Joe Mullett

Personal information
- Full name: Joseph Mullett
- Date of birth: 2 October 1936
- Place of birth: Halesowen, England
- Date of death: 1995 (aged 58–59)
- Place of death: Cradley Heath, England
- Position(s): Wing half / Full back

Youth career
- Malt Mill United

Senior career*
- Years: Team / Apps / (Gls)
- 1955–1959: Birmingham City / 3 / (0)
- 1959–1968: Norwich City / 213 / (2)
- 1968–1970: King's Lynn
- 1970–1971: Lowestoft Town
- 1971–197?: Yarmouth Town
- Total:  / 216 / (2)

= Joe Mullett =

English footballer

Joseph Mullett (2 October 1936 – 1995) was an English professional footballer who made 216 appearances in the Football League playing for Birmingham City and Norwich City.

==Career==
Mullett was born in Halesowen, which was then in Worcestershire.
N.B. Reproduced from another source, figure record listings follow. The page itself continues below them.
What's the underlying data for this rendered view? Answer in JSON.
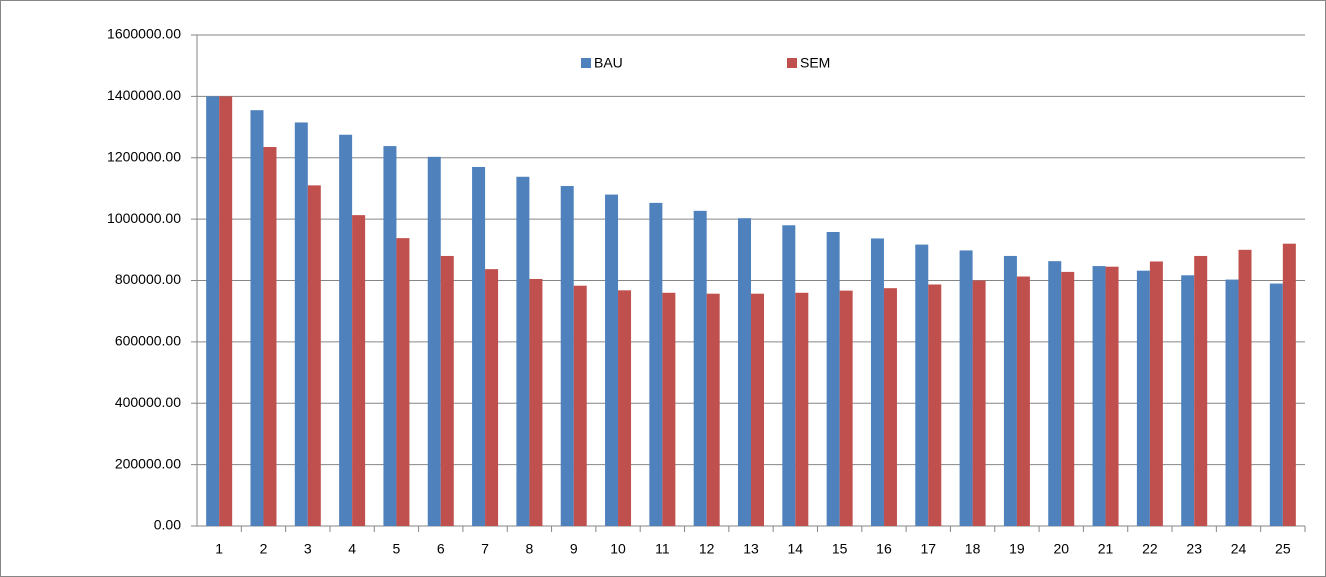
{
  "chart_data": {
    "type": "bar",
    "categories": [
      "1",
      "2",
      "3",
      "4",
      "5",
      "6",
      "7",
      "8",
      "9",
      "10",
      "11",
      "12",
      "13",
      "14",
      "15",
      "16",
      "17",
      "18",
      "19",
      "20",
      "21",
      "22",
      "23",
      "24",
      "25"
    ],
    "series": [
      {
        "name": "BAU",
        "color": "#4f81bd",
        "values": [
          1400000,
          1355000,
          1315000,
          1275000,
          1238000,
          1203000,
          1170000,
          1138000,
          1108000,
          1080000,
          1053000,
          1027000,
          1003000,
          980000,
          958000,
          937000,
          917000,
          898000,
          880000,
          863000,
          847000,
          832000,
          817000,
          803000,
          790000
        ]
      },
      {
        "name": "SEM",
        "color": "#c0504d",
        "values": [
          1400000,
          1235000,
          1110000,
          1013000,
          938000,
          880000,
          837000,
          805000,
          783000,
          768000,
          760000,
          757000,
          757000,
          760000,
          767000,
          775000,
          787000,
          800000,
          813000,
          828000,
          845000,
          862000,
          880000,
          900000,
          920000
        ]
      }
    ],
    "ylim": [
      0,
      1600000
    ],
    "yticks": [
      {
        "value": 0,
        "label": "0.00"
      },
      {
        "value": 200000,
        "label": "200000.00"
      },
      {
        "value": 400000,
        "label": "400000.00"
      },
      {
        "value": 600000,
        "label": "600000.00"
      },
      {
        "value": 800000,
        "label": "800000.00"
      },
      {
        "value": 1000000,
        "label": "1000000.00"
      },
      {
        "value": 1200000,
        "label": "1200000.00"
      },
      {
        "value": 1400000,
        "label": "1400000.00"
      },
      {
        "value": 1600000,
        "label": "1600000.00"
      }
    ],
    "grid": true,
    "legend": "top"
  }
}
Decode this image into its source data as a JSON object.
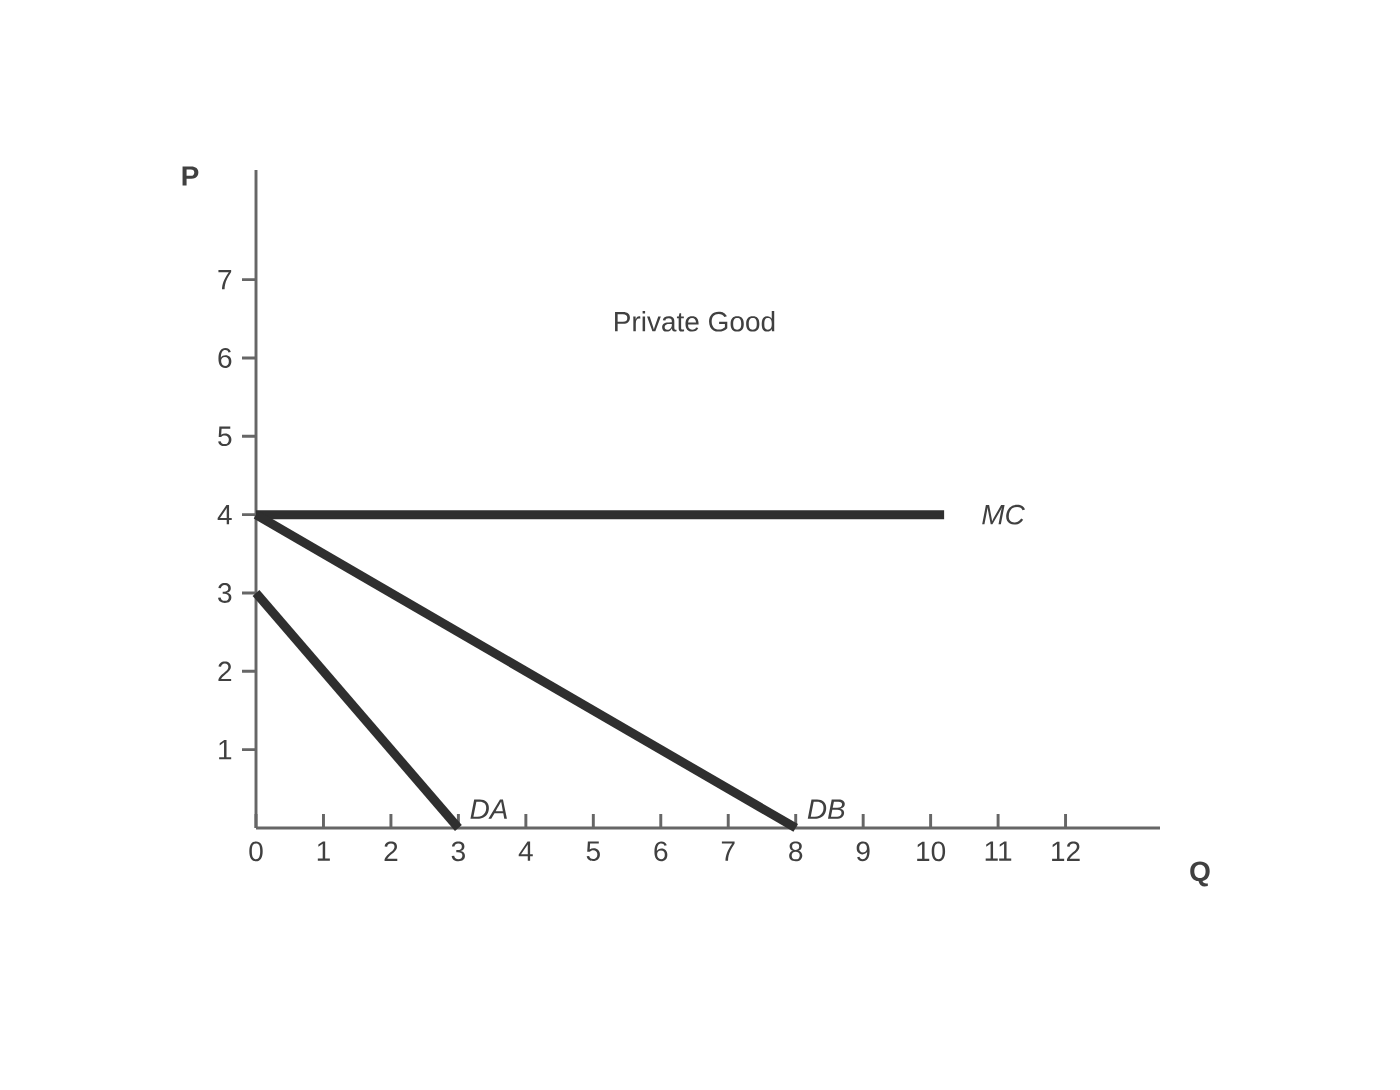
{
  "chart_data": {
    "type": "line",
    "title": "Private Good",
    "xlabel": "Q",
    "ylabel": "P",
    "xlim": [
      0,
      13.4
    ],
    "ylim": [
      0,
      8.4
    ],
    "xticks": [
      0,
      1,
      2,
      3,
      4,
      5,
      6,
      7,
      8,
      9,
      10,
      11,
      12
    ],
    "yticks": [
      1,
      2,
      3,
      4,
      5,
      6,
      7
    ],
    "series": [
      {
        "name": "MC",
        "color": "#2f2f2f",
        "x": [
          0,
          10.2
        ],
        "values": [
          4,
          4
        ]
      },
      {
        "name": "DA",
        "color": "#2f2f2f",
        "x": [
          0,
          3
        ],
        "values": [
          3,
          0
        ]
      },
      {
        "name": "DB",
        "color": "#2f2f2f",
        "x": [
          0,
          8
        ],
        "values": [
          4,
          0
        ]
      }
    ],
    "marker": "none",
    "line_style": "solid"
  }
}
He joined Birmingham City in 1955, and soon after he completed his National Service he made his first-team debut. This came in the First Division on 11 September 1957 in a home game against Tottenham Hotspur which finished goalless; Mullett played at left half to allow Dick Neal to stand in for Peter Murphy at inside left. He kept his place for three games in Murphy's absence, but those were the only first-team games he played for Birmingham, and in February 1959, Norwich City paid £2,000 for his services. At Norwich he was converted to play at full back, went on to make 213 Football League appearances for the club, and helped them to win the 1962 League Cup. He spent nearly ten years with Norwich, before finishing off his career in non-league football in the East Anglia area.

Mullett died in Cradley Heath, West Midlands, in 1995.